Ma che cosa accadrebbe se si tornasse alle urne a fine marzo con le Regionali? "Berlusconi vincerebbe alla Camera ma non al Senato. Il risultato sarebbe quello di una maggiore instabilità", rivela ad
Affaritaliani.it il presidente dell'Swg Roberto Weber. "Il Centrodestra non passerebbe dappertutto e al Nord perderebbe il premio in alcune Regioni dove aveva prevalso nel 2008, anche perché quasi sicuramente l'Udc sarebbe assieme al Partito Democratico".
Secondo l'esperto di sondaggi e di orientamento dell'opinione pubblica, il Cavaliere "verrebbe danneggiato soprattutto nel caso in cui fosse lui a rompere, a lacerare, a dire 'tutti a casa'. Sarebbe la prova della non governabilità e la radicalizzazione, probabilmente, non gli consentirebbe di ottenere il 45% necessario per avere una solida maggioranza in entrambi i rami del Parlamento". E l'opposizione? "E' difficile ipotizzare un successo del Pd.
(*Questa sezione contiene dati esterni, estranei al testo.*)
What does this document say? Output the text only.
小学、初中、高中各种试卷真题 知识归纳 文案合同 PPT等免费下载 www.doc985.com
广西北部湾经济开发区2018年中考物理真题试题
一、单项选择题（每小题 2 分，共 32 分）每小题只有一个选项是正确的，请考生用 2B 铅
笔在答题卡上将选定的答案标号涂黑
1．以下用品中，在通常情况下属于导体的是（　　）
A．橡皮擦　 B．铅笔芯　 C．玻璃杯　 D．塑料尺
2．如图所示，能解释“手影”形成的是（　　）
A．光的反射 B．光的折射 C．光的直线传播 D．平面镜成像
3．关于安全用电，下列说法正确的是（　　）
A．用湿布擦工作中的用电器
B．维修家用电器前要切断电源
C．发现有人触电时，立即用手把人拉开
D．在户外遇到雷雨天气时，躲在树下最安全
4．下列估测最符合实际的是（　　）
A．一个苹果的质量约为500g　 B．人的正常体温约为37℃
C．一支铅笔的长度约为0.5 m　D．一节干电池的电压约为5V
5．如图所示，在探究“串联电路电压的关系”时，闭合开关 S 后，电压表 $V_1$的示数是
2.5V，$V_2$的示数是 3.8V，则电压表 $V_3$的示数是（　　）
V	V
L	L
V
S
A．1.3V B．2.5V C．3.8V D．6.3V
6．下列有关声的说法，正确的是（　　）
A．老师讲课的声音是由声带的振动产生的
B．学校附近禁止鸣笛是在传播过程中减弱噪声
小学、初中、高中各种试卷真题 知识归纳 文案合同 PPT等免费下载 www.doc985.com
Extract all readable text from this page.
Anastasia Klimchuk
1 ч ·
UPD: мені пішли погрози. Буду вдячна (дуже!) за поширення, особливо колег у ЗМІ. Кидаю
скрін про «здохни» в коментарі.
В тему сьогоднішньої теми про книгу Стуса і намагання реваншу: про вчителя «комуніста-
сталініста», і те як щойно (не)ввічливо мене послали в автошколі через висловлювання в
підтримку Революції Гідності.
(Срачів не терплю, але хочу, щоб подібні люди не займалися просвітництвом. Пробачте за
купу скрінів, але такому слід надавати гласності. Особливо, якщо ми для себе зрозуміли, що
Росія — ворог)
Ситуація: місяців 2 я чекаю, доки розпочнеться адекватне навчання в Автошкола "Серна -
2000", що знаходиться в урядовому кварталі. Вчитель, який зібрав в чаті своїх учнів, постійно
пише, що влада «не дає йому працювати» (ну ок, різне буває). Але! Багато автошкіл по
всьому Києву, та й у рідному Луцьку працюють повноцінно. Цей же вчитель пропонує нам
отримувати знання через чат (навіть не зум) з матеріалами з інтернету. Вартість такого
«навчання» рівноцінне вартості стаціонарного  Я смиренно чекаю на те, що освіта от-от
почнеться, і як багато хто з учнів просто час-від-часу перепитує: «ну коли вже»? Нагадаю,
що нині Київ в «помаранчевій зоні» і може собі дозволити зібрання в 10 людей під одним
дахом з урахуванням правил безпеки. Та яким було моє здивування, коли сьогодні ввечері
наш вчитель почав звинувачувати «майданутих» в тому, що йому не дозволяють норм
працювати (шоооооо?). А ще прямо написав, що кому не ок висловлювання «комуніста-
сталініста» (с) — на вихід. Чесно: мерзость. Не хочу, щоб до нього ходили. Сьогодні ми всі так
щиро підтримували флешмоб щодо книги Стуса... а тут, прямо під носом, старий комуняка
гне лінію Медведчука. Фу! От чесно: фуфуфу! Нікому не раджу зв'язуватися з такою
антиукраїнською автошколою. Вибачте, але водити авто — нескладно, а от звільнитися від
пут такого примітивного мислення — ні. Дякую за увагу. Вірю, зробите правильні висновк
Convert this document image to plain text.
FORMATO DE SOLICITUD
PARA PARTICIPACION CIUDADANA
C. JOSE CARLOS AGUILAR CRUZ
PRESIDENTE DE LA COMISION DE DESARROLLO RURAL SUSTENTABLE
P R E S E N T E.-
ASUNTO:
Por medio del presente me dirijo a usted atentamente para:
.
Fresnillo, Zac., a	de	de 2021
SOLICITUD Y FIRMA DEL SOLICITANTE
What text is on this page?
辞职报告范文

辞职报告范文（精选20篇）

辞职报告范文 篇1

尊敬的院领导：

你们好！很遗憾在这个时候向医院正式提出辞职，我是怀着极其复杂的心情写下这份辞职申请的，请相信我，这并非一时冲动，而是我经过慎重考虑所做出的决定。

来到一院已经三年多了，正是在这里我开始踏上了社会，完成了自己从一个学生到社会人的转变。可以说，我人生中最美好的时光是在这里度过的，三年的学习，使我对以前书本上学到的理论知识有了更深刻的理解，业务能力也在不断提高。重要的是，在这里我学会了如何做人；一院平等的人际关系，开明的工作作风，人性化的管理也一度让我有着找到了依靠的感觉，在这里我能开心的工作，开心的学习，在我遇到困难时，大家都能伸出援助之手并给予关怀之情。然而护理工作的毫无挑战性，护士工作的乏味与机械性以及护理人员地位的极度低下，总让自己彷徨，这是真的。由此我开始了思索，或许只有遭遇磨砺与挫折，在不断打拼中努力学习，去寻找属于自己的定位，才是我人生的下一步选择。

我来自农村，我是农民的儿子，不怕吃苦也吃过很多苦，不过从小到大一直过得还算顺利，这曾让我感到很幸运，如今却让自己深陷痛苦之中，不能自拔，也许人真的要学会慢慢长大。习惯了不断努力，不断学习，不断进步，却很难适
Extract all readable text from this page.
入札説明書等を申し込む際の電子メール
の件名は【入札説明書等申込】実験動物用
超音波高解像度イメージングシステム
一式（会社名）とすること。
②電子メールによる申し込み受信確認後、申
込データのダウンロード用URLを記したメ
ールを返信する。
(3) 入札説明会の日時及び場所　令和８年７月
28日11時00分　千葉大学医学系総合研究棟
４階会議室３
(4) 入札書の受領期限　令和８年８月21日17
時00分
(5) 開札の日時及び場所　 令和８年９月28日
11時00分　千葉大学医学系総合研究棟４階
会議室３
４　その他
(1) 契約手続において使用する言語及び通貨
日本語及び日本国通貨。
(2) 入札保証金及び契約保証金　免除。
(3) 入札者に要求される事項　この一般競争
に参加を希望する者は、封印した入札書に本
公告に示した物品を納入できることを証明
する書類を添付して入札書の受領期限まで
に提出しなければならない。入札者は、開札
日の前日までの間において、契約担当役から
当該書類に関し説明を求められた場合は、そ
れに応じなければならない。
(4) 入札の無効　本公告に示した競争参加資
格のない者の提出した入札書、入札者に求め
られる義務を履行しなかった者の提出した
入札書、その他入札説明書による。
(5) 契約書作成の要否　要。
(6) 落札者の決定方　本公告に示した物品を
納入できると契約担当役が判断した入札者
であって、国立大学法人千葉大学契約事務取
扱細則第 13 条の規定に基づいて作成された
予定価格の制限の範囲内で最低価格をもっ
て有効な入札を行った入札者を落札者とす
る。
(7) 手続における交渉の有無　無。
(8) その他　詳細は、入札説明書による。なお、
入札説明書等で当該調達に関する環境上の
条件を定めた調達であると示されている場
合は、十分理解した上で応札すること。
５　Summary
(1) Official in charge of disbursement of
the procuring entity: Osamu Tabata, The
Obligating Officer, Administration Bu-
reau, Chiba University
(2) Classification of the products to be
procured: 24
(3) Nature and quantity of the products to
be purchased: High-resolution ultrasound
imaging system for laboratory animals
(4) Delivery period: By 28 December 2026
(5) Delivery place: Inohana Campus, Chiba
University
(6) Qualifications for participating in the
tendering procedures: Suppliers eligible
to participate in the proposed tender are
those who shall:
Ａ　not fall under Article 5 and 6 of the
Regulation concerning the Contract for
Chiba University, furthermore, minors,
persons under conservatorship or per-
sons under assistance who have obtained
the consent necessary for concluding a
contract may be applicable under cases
Bersani è un buon segretario, credibile e forte, ma prima che l'elettorato dimentichi l'esperienza della litigiosità del governo di Centrosinistra guidato da Prodi dovrà passare ancora molto tempo". Infine la Lega. Che potrebbe essere la vera vincitrice in caso di elezioni anticipate. "Tutti i sondaggi a livello regionale danno il movimento di Bossi in rialzo di 4-5 punti, tutti ai danni del Pdl. Il Carroccio fa un doppio lavoro: è sul territorio come garanzia e presidio al fianco dei cittadini, poi a livello nazionale riesce ad essere efficace su diversi temi. E questo uno-due potrebbe portare la Lega al record storico, con una percentuale compresa tra il 12 e il 13%".